2007-07-31

insanity

In August of 2001 my seemingly splinter-proof
brain bone, scaffling imploded
I kept it on the hush, but nearly tumbling
to the cold hard concrete on near bodega trips
for ciggaretes and soda, shook me to kasper
Dizzy with a nothern chaser, motor sensory eraser
Gorophobe tunnel vision, guilt, self loathing arrangements
Rose rapidly outta bog I'd never fished in
that abates three separate foreign men's
While I seems to hook lines and syncro simple fishing
Simple primitive self taught, easing of soul, mind and body
but the symptoms rejected my cave-man modus operandi
So now it's one fish belly up, through medicated mol edge
Shrinks that get 250 an hour for awkward silence
And, I'd be lying if I said all of this
made even the slightest fragment of sense to me
That's frail... Simply put
I don't know what happened, or what's still happening
I literally feel like I'm teetering on the blunt edge of my sanity

2007-07-30

okcomputer



i listened to ok computer in its entirety yesterday and have been listening to it since. i had of course heard and loved the album before yesterday but due to the mp3 digital age (ironically), i have taken to listening to music on a song by song basis, which is unfortunate when concerning radiohead. the album is amazing in the fact that each song is so good, and yet the next song is even better. the build up is insanely intense and the last song is of course the best. but then again, so is the first song, and the second song, etc. in a technologically uncertain time, the CD still resounds, even more fully than it did upon its release in 1997. the songs sing of alienation, dehumanization through technology, globalization, loneliness, mundaneness. quite a dark CD but amazing.... simply amazing.

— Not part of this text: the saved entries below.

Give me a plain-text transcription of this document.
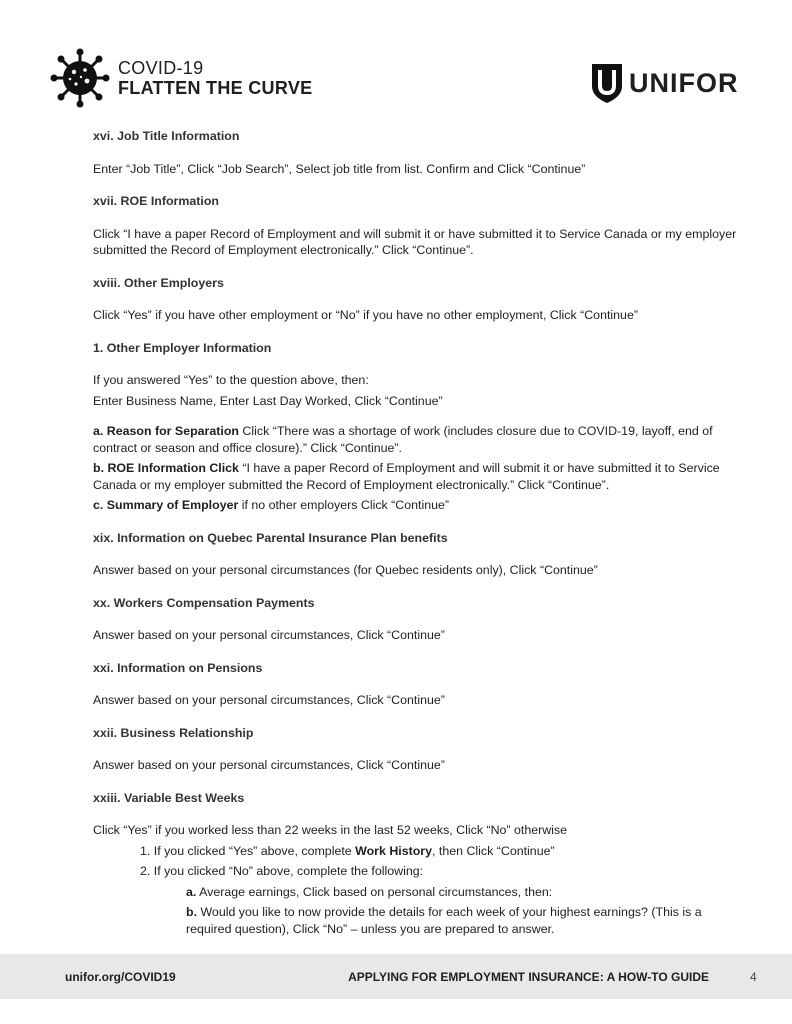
COVID-19
FLATTEN THE CURVE	UNIFOR

xvi. Job Title Information

Enter “Job Title”, Click “Job Search”, Select job title from list. Confirm and Click “Continue”

xvii. ROE Information

Click “I have a paper Record of Employment and will submit it or have submitted it to Service Canada or my employer submitted the Record of Employment electronically.” Click “Continue”.

xviii. Other Employers

Click “Yes” if you have other employment or “No” if you have no other employment, Click “Continue”

1. Other Employer Information

If you answered “Yes” to the question above, then:

Enter Business Name, Enter Last Day Worked, Click “Continue”

a. Reason for Separation Click “There was a shortage of work (includes closure due to COVID-19, layoff, end of contract or season and office closure).” Click “Continue”.

b. ROE Information Click “I have a paper Record of Employment and will submit it or have submitted it to Service Canada or my employer submitted the Record of Employment electronically.” Click “Continue”.

c. Summary of Employer if no other employers Click “Continue”

xix. Information on Quebec Parental Insurance Plan benefits

Answer based on your personal circumstances (for Quebec residents only), Click “Continue”

xx. Workers Compensation Payments

Answer based on your personal circumstances, Click “Continue”

xxi. Information on Pensions

Answer based on your personal circumstances, Click “Continue”

xxii. Business Relationship

Answer based on your personal circumstances, Click “Continue”

xxiii. Variable Best Weeks

Click “Yes” if you worked less than 22 weeks in the last 52 weeks, Click “No” otherwise

1. If you clicked “Yes” above, complete Work History, then Click “Continue”

2. If you clicked “No” above, complete the following:

a. Average earnings, Click based on personal circumstances, then:

b. Would you like to now provide the details for each week of your highest earnings? (This is a required question), Click “No” – unless you are prepared to answer.

unifor.org/COVID19	APPLYING FOR EMPLOYMENT INSURANCE: A HOW-TO GUIDE	4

the preceeding paragraph can easily be applied to any radiohead album. they are my favorite band and i cannot wait for the new CD to come out.

2007-07-29

astros


i went to the astros game yesterday for my birthday with the twins. it was a good game. runs were not scored after the first inning and i was lucky enough to see greg maddux start against roy oswalt, two greats of the game. carlos lee belted a two run homer in the first as a good birthday gift and that was the last of the scoring. it was a great game. i went to the game today as well... it didn't go so well. jason jennings started, pitched 2/3 innings, gave up 11 runs, and earned a loss in a crazy 18-11 loss for the stros. i think a total of 7 homeruns were hit. i saw the astros debut of the new third baseman, wigginton, who is replacing morgan ensberg since the team placed him on assignment. this means they are either going to have to send him down to minors, trade him, or release him in the next ten days. it will be sad to see him leave but it is probably going to help the team as a whole since mo hasn't been playing very well since his injury last year. i'm hoping that pence will return soon and the stros can try to put some kind of run together, but i really don't have much hope left. i suppose i will start watching the mets and the redsox more.

2007-07-28

harrypotter



on the night of friday july 20, i took my cousin connor as well as a couple of friends to borders in meyerland plaza for the midnight opening of harry potter and the deathly hallows. i began reading that night at 2 am when i got home, took a two hour nap at 5 am, woke up, continued reading, and finished at about noon on saturday. i often get emotional while viewing or reading emotional books/movies and the trend continued. the fact that i was finally reading something i'd been waiting for nearly half of my life for was a bit overwhelming. the book itself was fantastic... i won't get into deatils so as not to spoil anything, but needless to say it was a wonderful closing to a big chapter in my life.

future

a lot of people my age have a problem concerning their futures: they don't know what they want to do or where they want to go because they are not interested in anything (cameron fry's "nothing *shrug*" reply to the question "what do you like" comes to mind). as i get nearer and nearer to beginning senior year, and as i get older, today turning 17, i turn my thoughts to this but i find that my biggest problem is quite the opposite: i am interested in everything. since i learned to read, i have routinely read four or five books at a time at all times. this has created an all consuming desire to learn, inherited from my father, that has made me very interested in lots of subjects; politics, literature, music, science, medicine, society, anthropology, engineering, mathematics, history, psychology, business. i can see myself pursuing a career in any of these. i guess this problem is easier to have than the negation because pretty much no matter what i do, i can find a way to be happy with it. but it creates much conflict and confusion in me. hopefully, through the course of the next year, i will be able to narrow this down to something manageable. i want to write, live, sing, be active, change, change others, live, breathe, make others happy, be happy. i hope i can find some happy medium for all of my desires.